Technical Lessons from Scaling Artmeet to 20k Users
Architecture decisions, scaling challenges, and hard-won lessons from building a multi-sided creative marketplace across three countries.
Starting Simple
When we launched Artmeet in 2021, the architecture was straightforward: a CodeIgniter monolith with MySQL, running on a single AWS EC2 instance. No microservices, no message queues, no fancy infrastructure.
And that was exactly right for the stage we were at.
The First Scaling Pain
Our first real scaling challenge came when we launched design competitions. Suddenly, we had hundreds of concurrent users voting, commenting, and uploading designs.
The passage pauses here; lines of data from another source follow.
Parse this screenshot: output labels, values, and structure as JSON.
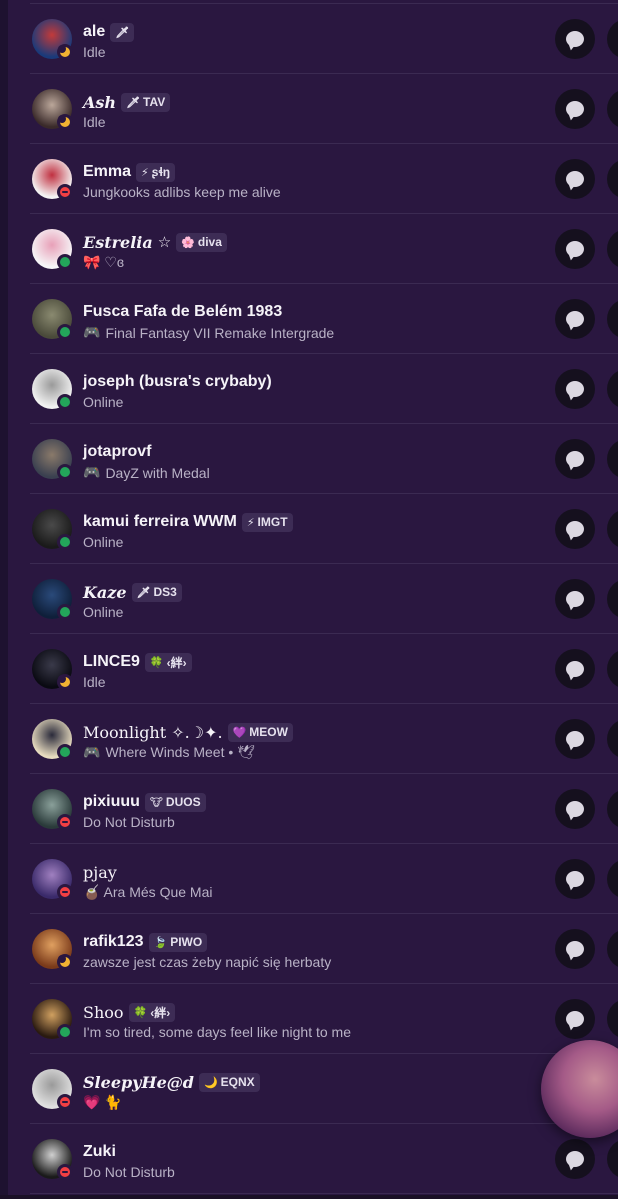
{
  "members": [
    {
      "name": "ale",
      "tag": {
        "icon": "sword-icon",
        "glyph": "🗡",
        "label": ""
      },
      "subtitle": "Idle",
      "status": "idle",
      "avatar": [
        "#1a3a7a",
        "#c23a3a"
      ]
    },
    {
      "name": "Ash",
      "name_style": "script",
      "tag": {
        "icon": "sword-icon",
        "glyph": "🗡",
        "label": "TAV"
      },
      "subtitle": "Idle",
      "status": "idle",
      "avatar": [
        "#3a2a2a",
        "#bba79a"
      ]
    },
    {
      "name": "Emma",
      "tag": {
        "icon": "lightning-icon",
        "glyph": "⚡",
        "label": "ʂɬŋ"
      },
      "subtitle": "Jungkooks adlibs keep me alive",
      "status": "dnd",
      "avatar": [
        "#f4f4f4",
        "#c03040"
      ]
    },
    {
      "name": "Estrelia",
      "name_style": "script",
      "name_suffix": "☆",
      "tag": {
        "icon": "flower-icon",
        "glyph": "🌸",
        "label": "diva"
      },
      "subtitle": "🎀 ♡ɞ",
      "status": "online",
      "avatar": [
        "#f6f6f8",
        "#e8a0b8"
      ]
    },
    {
      "name": "Fusca Fafa de Belém 1983",
      "subtitle": "Final Fantasy VII Remake Intergrade",
      "subtitle_icon": "gamepad-icon",
      "status": "online",
      "avatar": [
        "#4a4a3a",
        "#8a8a70"
      ]
    },
    {
      "name": "joseph (busra's crybaby)",
      "subtitle": "Online",
      "status": "online",
      "avatar": [
        "#f2f2f2",
        "#9a9a9a"
      ]
    },
    {
      "name": "jotaprovf",
      "subtitle": "DayZ with Medal",
      "subtitle_icon": "gamepad-icon",
      "status": "online",
      "avatar": [
        "#3a4050",
        "#8a7a6a"
      ]
    },
    {
      "name": "kamui ferreira WWM",
      "tag": {
        "icon": "lightning-icon",
        "glyph": "⚡",
        "label": "IMGT"
      },
      "subtitle": "Online",
      "status": "online",
      "avatar": [
        "#1a1a1a",
        "#4a4a4a"
      ]
    },
    {
      "name": "Kaze",
      "name_style": "script",
      "tag": {
        "icon": "sword-icon",
        "glyph": "🗡",
        "label": "DS3"
      },
      "subtitle": "Online",
      "status": "online",
      "avatar": [
        "#0f1f3a",
        "#2a4a7a"
      ]
    },
    {
      "name": "LINCE9",
      "tag": {
        "icon": "leaf-icon",
        "glyph": "🍀",
        "label": "‹絆›"
      },
      "subtitle": "Idle",
      "status": "idle",
      "avatar": [
        "#0a0a12",
        "#3a3a4a"
      ]
    },
    {
      "name": "Moonlight ✧.☽✦.",
      "name_style": "serif",
      "tag": {
        "icon": "heart-icon",
        "glyph": "💜",
        "label": "MEOW"
      },
      "subtitle": "Where Winds Meet • 🕊",
      "subtitle_icon": "gamepad-icon",
      "status": "online",
      "avatar": [
        "#e8dcc0",
        "#2a2a3a"
      ]
    },
    {
      "name": "pixiuuu",
      "tag": {
        "icon": "ox-icon",
        "glyph": "🐮",
        "label": "DUOS"
      },
      "subtitle": "Do Not Disturb",
      "status": "dnd",
      "avatar": [
        "#2a3a3a",
        "#8aa09a"
      ]
    },
    {
      "name": "pjay",
      "name_style": "serif",
      "subtitle": "🧉 Ara Més Que Mai",
      "status": "dnd",
      "avatar": [
        "#3a2a6a",
        "#a080c0"
      ]
    },
    {
      "name": "rafik123",
      "tag": {
        "icon": "leaf-icon",
        "glyph": "🍃",
        "label": "PIWO"
      },
      "subtitle": "zawsze jest czas żeby napić się herbaty",
      "status": "idle",
      "avatar": [
        "#7a3a1a",
        "#e0a060"
      ]
    },
    {
      "name": "Shoo",
      "name_style": "serif",
      "tag": {
        "icon": "leaf-icon",
        "glyph": "🍀",
        "label": "‹絆›"
      },
      "subtitle": "I'm so tired, some days feel like night to me",
      "status": "online",
      "avatar": [
        "#2a1a10",
        "#d0a060"
      ]
    },
    {
      "name": "SleepyHe@d",
      "name_style": "script",
      "tag": {
        "icon": "moon-icon",
        "glyph": "🌙",
        "label": "EQNX"
      },
      "subtitle": "💗 🐈",
      "status": "dnd",
      "avatar": [
        "#e0e0e0",
        "#9a9a9a"
      ]
    },
    {
      "name": "Zuki",
      "subtitle": "Do Not Disturb",
      "status": "dnd",
      "avatar": [
        "#1a1a1a",
        "#d0d0d0"
      ]
    }
  ],
  "colors": {
    "online": "#23a55a",
    "idle": "#f0b232",
    "dnd": "#f23f43",
    "tag_bg": "#3d2c55",
    "panel_bg": "#2a1740"
  }
}
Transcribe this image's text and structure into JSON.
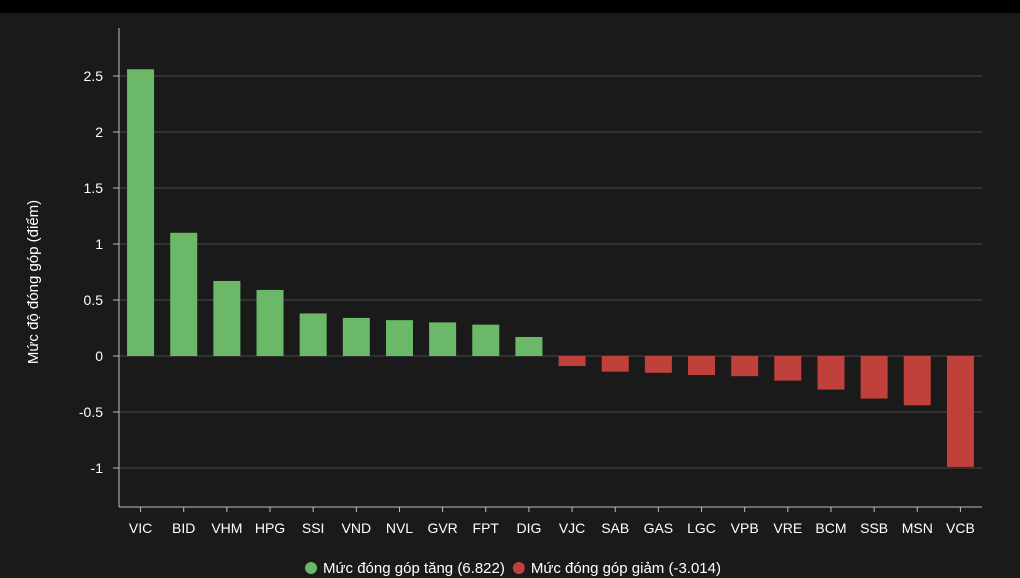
{
  "chart_data": {
    "type": "bar",
    "title": "",
    "xlabel": "",
    "ylabel": "Mức độ đóng góp (điểm)",
    "ylim": [
      -1.2,
      2.8
    ],
    "yticks": [
      -1,
      -0.5,
      0,
      0.5,
      1,
      1.5,
      2,
      2.5
    ],
    "ytick_labels": [
      "-1",
      "-0.5",
      "0",
      "0.5",
      "1",
      "1.5",
      "2",
      "2.5"
    ],
    "grid": true,
    "legend_position": "bottom-center",
    "categories": [
      "VIC",
      "BID",
      "VHM",
      "HPG",
      "SSI",
      "VND",
      "NVL",
      "GVR",
      "FPT",
      "DIG",
      "VJC",
      "SAB",
      "GAS",
      "LGC",
      "VPB",
      "VRE",
      "BCM",
      "SSB",
      "MSN",
      "VCB"
    ],
    "values": [
      2.56,
      1.1,
      0.67,
      0.59,
      0.38,
      0.34,
      0.32,
      0.3,
      0.28,
      0.17,
      -0.09,
      -0.14,
      -0.15,
      -0.17,
      -0.18,
      -0.22,
      -0.3,
      -0.38,
      -0.44,
      -0.99
    ],
    "colors": {
      "positive": "#6bb968",
      "negative": "#c0413b",
      "grid": "#4a4a4a",
      "axis": "#bfbfbf"
    },
    "legend": [
      {
        "label": "Mức đóng góp tăng (6.822)",
        "color": "#6bb968"
      },
      {
        "label": "Mức đóng góp giảm (-3.014)",
        "color": "#c0413b"
      }
    ]
  }
}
The monolith held up, but database queries started slowing down.
Lesson: Add Redis early. We should have introduced caching from the start, not as a reaction to slow queries. A simple Redis layer for hot data (competition leaderboards, frequently accessed profiles) cut our average response time by 60%.
Multi-Tenancy Complexities
Artmeet served four distinct user types: designers, recruiters, judges, and administrators. Each had different views of the same data, different permission levels, and different workflows.
What worked:
- Role-based middleware that cleanly separated concerns
- Shared data models with role-specific query scopes
- A unified notification system that adapted content per role
What didn't:
- Trying to build separate dashboards too early — we should have started with one flexible dashboard and specialized later
The ATS Challenge
Building a custom Applicant Tracking System was the most complex feature. The candidate pipeline had to support:
- Multiple stages (customizable per recruiter)
- Bulk actions across hundreds of applicants
- Interview scheduling with timezone handling
- Email notifications at each stage transition
Lesson: State machines save lives. We modeled the candidate pipeline as a finite state machine, which made transitions predictable, auditable, and debuggable.
Cross-Country Expansion
Expanding from Malaysia to Singapore and the Philippines introduced challenges I didn't anticipate:
- Localization — Not just language, but currency, date formats, and cultural norms around hiring
- Data residency — Different expectations around where user data lives
- Performance — Users in the Philippines experienced higher latency; we added CloudFront distribution
What I'd Do Differently
If I were building Artmeet from scratch today:
- Start with TypeScript — We used vanilla PHP/JavaScript. Type safety would have prevented entire categories of bugs.
- Invest in observability early — We added proper logging and monitoring too late. By the time we had dashboards, we'd already lost debugging context for several production issues.
- API-first architecture — We built the frontend and backend tightly coupled. An API-first approach would have made the later mobile app much easier.
The Biggest Lesson
Technology is the easy part. The hard part is understanding what to build, for whom, and when to ship "good enough" versus when to invest in quality. Three years of Artmeet taught me that the best architecture is the one that lets you learn from users as fast as possible.